Eventually the legal proceedings finished and Emma dropped out of his life. Until the Fourth of July parade. He’d run into her on the street. “Officer Mangan!”
“Dan. I’m off-duty, Ms. Longsten.”
“It’s Emma, Dan. I was never on-duty.”
“Are you enjoying the parade, Emma?”
“It’s more enjoyable with friends and Rachel and the kids went on a reality escape vacation,” Emma answered.
“Well, I can’t blame them for that. It’s been a long journey out for them.”
“It could have been a lot shorter.”
“I assure you, Sleepyside PD did everything it could for her.”
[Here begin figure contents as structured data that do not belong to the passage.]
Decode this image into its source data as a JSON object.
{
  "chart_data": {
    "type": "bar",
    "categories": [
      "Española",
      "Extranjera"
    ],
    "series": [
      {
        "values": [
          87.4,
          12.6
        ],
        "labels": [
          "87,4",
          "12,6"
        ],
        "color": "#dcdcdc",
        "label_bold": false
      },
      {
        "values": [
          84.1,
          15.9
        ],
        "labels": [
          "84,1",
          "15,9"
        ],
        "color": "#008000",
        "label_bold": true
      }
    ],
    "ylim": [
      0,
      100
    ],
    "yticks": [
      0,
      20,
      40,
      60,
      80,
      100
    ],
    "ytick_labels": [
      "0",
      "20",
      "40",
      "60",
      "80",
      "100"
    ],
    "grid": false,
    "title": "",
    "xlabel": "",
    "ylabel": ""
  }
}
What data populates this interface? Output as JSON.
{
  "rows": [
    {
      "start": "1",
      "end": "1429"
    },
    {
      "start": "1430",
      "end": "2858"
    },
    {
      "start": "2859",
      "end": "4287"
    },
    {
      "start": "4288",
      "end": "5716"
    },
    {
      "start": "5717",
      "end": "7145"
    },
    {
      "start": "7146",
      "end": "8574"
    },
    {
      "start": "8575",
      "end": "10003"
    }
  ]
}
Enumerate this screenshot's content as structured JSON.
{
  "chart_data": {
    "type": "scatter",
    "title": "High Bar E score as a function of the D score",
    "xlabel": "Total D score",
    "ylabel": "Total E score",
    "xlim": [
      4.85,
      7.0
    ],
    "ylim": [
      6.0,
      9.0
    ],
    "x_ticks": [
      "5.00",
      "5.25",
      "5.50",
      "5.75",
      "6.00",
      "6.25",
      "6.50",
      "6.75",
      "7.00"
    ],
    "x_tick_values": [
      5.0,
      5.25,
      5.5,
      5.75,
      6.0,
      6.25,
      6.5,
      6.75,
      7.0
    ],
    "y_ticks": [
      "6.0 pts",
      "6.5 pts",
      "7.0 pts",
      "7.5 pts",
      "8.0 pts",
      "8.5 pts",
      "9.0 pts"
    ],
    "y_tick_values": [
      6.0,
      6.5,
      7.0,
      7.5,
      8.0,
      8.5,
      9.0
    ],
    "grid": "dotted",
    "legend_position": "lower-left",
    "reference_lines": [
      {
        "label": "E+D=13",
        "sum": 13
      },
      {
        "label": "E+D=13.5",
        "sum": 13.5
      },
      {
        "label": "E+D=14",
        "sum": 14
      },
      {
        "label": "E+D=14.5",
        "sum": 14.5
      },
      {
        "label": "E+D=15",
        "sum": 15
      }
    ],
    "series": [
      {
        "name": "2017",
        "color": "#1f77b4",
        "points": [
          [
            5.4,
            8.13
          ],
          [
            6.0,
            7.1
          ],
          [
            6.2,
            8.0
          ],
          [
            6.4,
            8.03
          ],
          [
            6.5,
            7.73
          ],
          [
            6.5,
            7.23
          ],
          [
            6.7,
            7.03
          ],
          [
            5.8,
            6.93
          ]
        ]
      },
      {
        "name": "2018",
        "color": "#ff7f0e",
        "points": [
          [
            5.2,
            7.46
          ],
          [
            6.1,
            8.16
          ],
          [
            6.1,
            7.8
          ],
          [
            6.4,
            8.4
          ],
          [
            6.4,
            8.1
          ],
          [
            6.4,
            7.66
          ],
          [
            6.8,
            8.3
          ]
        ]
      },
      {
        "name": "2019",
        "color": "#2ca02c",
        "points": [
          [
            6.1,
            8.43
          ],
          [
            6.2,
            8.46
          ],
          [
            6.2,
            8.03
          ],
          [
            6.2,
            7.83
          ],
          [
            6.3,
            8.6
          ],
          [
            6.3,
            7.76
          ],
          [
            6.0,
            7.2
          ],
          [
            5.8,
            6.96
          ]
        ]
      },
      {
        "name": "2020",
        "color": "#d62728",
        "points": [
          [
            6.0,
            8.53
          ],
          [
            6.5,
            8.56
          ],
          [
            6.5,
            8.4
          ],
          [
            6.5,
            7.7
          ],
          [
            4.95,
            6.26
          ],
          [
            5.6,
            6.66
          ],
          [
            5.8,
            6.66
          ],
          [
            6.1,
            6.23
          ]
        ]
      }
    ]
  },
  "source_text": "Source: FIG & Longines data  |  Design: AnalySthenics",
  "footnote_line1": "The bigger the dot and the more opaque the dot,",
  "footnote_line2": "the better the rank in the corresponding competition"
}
“It wasn’t an accusation, Officer Mangan. I know well the effort your department, the schools, and the hospital have made and been making for years in the hope of getting Rachel out. I meant it could have been a lot shorter if Rachel hadn’t resisted every offer of help.”
Dan nodded. “How did you convince her?”
“I didn’t. Her oldest, Dylan, did. He’s had to grow up fast, too fast.”
“He sounds like a good kid. He’ll make the most of it,” Dan had told her, thinking of Jim, Brian, and himself, all of whom had grown up faster than others might have had to.
“I hope so. Enjoy your Fourth!” With that they’d both wandered back into the crowds.

A few days later, he’d run into her during a grocery stop after a patrol. Another few days had her turning up at the bar when he and a few fellow officers went for drinks. That time he’d asked her out right, “How do you keep turning up everywhere I am?”
She’d blushed. “Not everywhere. I didn’t want to come across stalkerish.” She blushed again. “Look, Dan, I’m bad at this. You’re good looking, responsible—a cop—and seem to be a genuinely nice guy. One of the court officers who saw me watching you mentioned you were single.”
“So you’re asking me out to dinner?”
“I thought in this day and age, it was more common to start with drinks.”
“Hence the bar,” Dan said with a grin. “What the heck? You’re good looking, and seem to be a genuinely nice person. I know you’re a good friend to Rachel. You weren’t a victim, or a witness, or a suspect in any of my cases, so I think it’s okay to see where this leads.”
Drinks had led to dinner, had led to dinner, had led to drinks. The more he got to know Emma, the more he liked her. But he was still cautious. He’d made enough mistakes in his life to know how easy it was to make another. He’d certainly made them in his dating life, even if you didn’t count the drug addict an undercover cop had sent to him. In the cop’s defense, the man had thought she was ready to get clean and had known Dan would help her do that. The woman had believed the cover and had thought Dan was a dirty cop who would supply her when her old dealer cut off her line of credit. But she wasn’t the only mistake. There had been several woman of the variety a senior officer in the department had called “badge bunnies”, woman who had no interest in Daniel Mangan as a person, but liked the idea of dating a cop, or thought the badge and gun made him sexy. Dan didn’t think he needed the help, but he supposed he was biased.